Tim Tebow Gives Denver Broncos, Fans a Little Bit of Everything

Phil WatsonCorrespondent IOctober 24, 2011

MIAMI GARDENS, FL - OCTOBER 23:  Quarterback Tim Tebow #15 of the Denver Broncos rolls out against Cameron Wake #91 of the Miami Dolphins to end the game to overtime at Sun Life Stadium on October 23, 2011 in Miami Gardens, Florida. Denver defeated Miami 18-15.  (Photo by Marc Serota/Getty Images)
Marc Serota/Getty Images

Denver Broncos quarterback Tim Tebow may be the most polarizing figure in the NFL, with opinion about the second-year quarterback from Florida breaking one of two ways in most cases, with very little middle ground.

Is Tebow a mechanically unsound fullback playing quarterback with no real long-term potential because of his inability to deliver the ball accurately, or is he a winner with all the intangibles necessary to make plays when they must be made?

The answer to that question on Sunday, when Tebow made his first start of the season against the Miami Dolphins, was a resounding “yes.”

Yes, he threw the ball like lightning—as in, never hitting the same place twice—for much of the game as the Broncos dug themselves a 15-0 hole. Tebow was inaccurate, but at least he was really slow to decide where he wanted to almost throw the ball, taking seven sacks.

At the point Denver got the ball back at its own 20 with 5:23 remaining in the fourth quarter, Tebow was 4-for-14 for 40 yards, and the Broncos had not converted a single third-down opportunity.

Then, something clicked. Tebow led Denver on an 80-yard drive in less than three minutes, capping it with a five-yard touchdown pass to Demaryius Thomas, and the Broncos had at least avoided the ignominy of being shut out.

Denver caught a break when Miami couldn’t field the ensuing onside kick cleanly, getting the ball back trailing by eight with around 2½ minutes to work with. Tebow ran around, converted a couple of key third downs with his feet, then threw the ugliest beautiful pass I’ve seen in a long time.

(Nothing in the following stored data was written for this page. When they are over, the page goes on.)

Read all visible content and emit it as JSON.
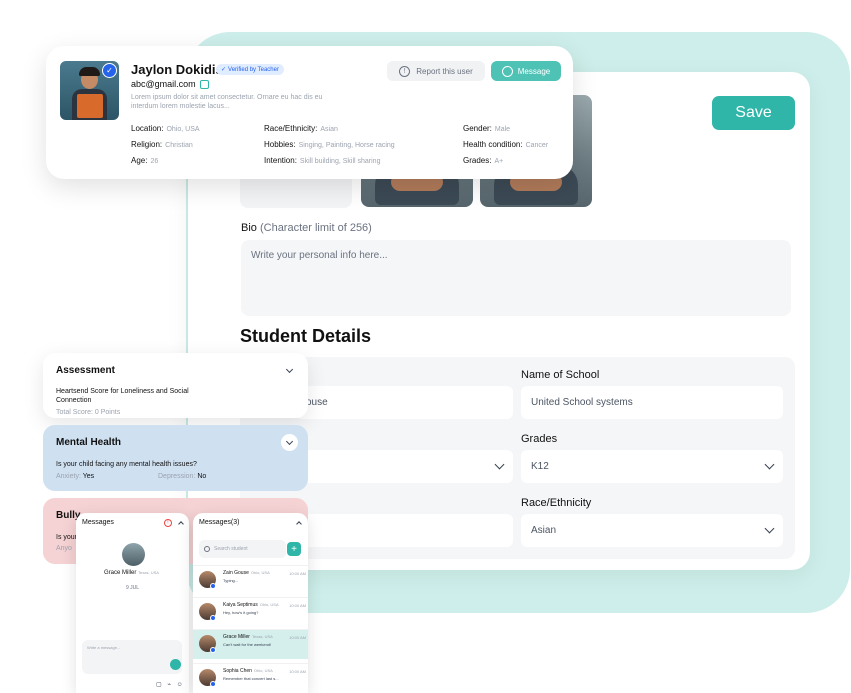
{
  "form": {
    "save_label": "Save",
    "bio_label": "Bio",
    "bio_hint": "(Character limit of 256)",
    "bio_placeholder": "Write your personal info here...",
    "section_title": "Student Details",
    "fields": {
      "first_value": "ouse",
      "school_label": "Name of School",
      "school_value": "United School systems",
      "grades_label": "Grades",
      "grades_value": "K12",
      "race_label": "Race/Ethnicity",
      "race_value": "Asian"
    }
  },
  "profile": {
    "name": "Jaylon Dokidis",
    "verified_label": "Verified by Teacher",
    "email": "abc@gmail.com",
    "description": "Lorem ipsum dolor sit amet consectetur. Ornare eu hac dis eu interdum lorem molestie lacus...",
    "report_label": "Report this user",
    "message_label": "Message",
    "details": {
      "location_key": "Location:",
      "location_val": "Ohio, USA",
      "religion_key": "Religion:",
      "religion_val": "Christian",
      "age_key": "Age:",
      "age_val": "26",
      "race_key": "Race/Ethnicity:",
      "race_val": "Asian",
      "hobbies_key": "Hobbies:",
      "hobbies_val": "Singing, Painting, Horse racing",
      "intention_key": "Intention:",
      "intention_val": "Skill building, Skill sharing",
      "gender_key": "Gender:",
      "gender_val": "Male",
      "health_key": "Health condition:",
      "health_val": "Cancer",
      "grades_key": "Grades:",
      "grades_val": "A+"
    }
  },
  "accordions": {
    "assessment": {
      "title": "Assessment",
      "question": "Heartsend Score for Loneliness and Social Connection",
      "score": "Total Score: 0 Points"
    },
    "mental": {
      "title": "Mental Health",
      "question": "Is your child facing any mental health issues?",
      "anxiety_key": "Anxiety:",
      "anxiety_val": "Yes",
      "depression_key": "Depression:",
      "depression_val": "No"
    },
    "bully": {
      "title": "Bully",
      "question": "Is your",
      "extra": "Anyo"
    }
  },
  "chat": {
    "title": "Messages",
    "contact_name": "Grace Miller",
    "contact_loc": "Texas, USA",
    "count": "9 JUL",
    "placeholder": "Write a message...",
    "tools": "▢ ⌁ ☺"
  },
  "messages": {
    "title": "Messages(3)",
    "search_placeholder": "Search student",
    "plus": "+",
    "conversations": [
      {
        "name": "Zain Gouse",
        "loc": "Ohio, USA",
        "msg": "Typing...",
        "time": "10:00 AM"
      },
      {
        "name": "Kaiya Septimus",
        "loc": "Ohio, USA",
        "msg": "Hey, how's it going?",
        "time": "10:00 AM"
      },
      {
        "name": "Grace Miller",
        "loc": "Texas, USA",
        "msg": "Can't wait for the weekend!",
        "time": "10:00 AM"
      },
      {
        "name": "Sophia Chen",
        "loc": "Ohio, USA",
        "msg": "Remember that concert last s...",
        "time": "10:00 AM"
      }
    ]
  },
  "colors": {
    "accent": "#30b6a8",
    "teal_bg": "#cdeeea",
    "mental_bg": "#cfe0f1",
    "bully_bg": "#f5d2d3",
    "verified_blue": "#2563eb"
  }
}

Tebow found a diving Daniel Fells in a crowd of three Dolphins defenders with a fluttering, wounded-duck looking pass that was good for 28 yards and a first down at the Miami 3. Fells scored moments later on a tight end screen with 17 seconds remaining to make it a 15-13 game.

Tebow audibled to his own number on the two-point conversion, bursting in basically untouched on a quarterback draw to tie the game.

Midway through the overtime, Denver recovered a fumble by Dolphins quarterback Matt Moore when linebacker D.J. Williams recorded a strip-sack, and three plays later, Matt Prater—who had already missed two closer attempts—drilled a 52-yard field goal.

Just like that, the Broncos were 2-4 and the Dolphins 0-6.

On those final two drives in regulation, plus the overtime, Tebow was 9-for-13 for 121 yards and two touchdowns. He also ran for 65 yards on eight carries in the game.

He spent much of the game looking just like the guy his critics say he is. He was shut out for 3½ quarters by a defense that came in ranked 26th in the league. He underthrew receivers. He overthrew receivers. He was so slow making reads that whatever time he did have to throw evaporated.

But when the game was on the line, he morphed into the guy who just got it done, even if it wasn’t always pretty.

The bottom line for the Broncos is that Tebow now has as many wins as their starter this season (one) as Kyle Orton was able to manage in five starts.

The kid who sometimes seemed too good to be true while at the University of Florida was, on Sunday afternoon, everything we’ve been told that Tim Tebow is …for better and for worse.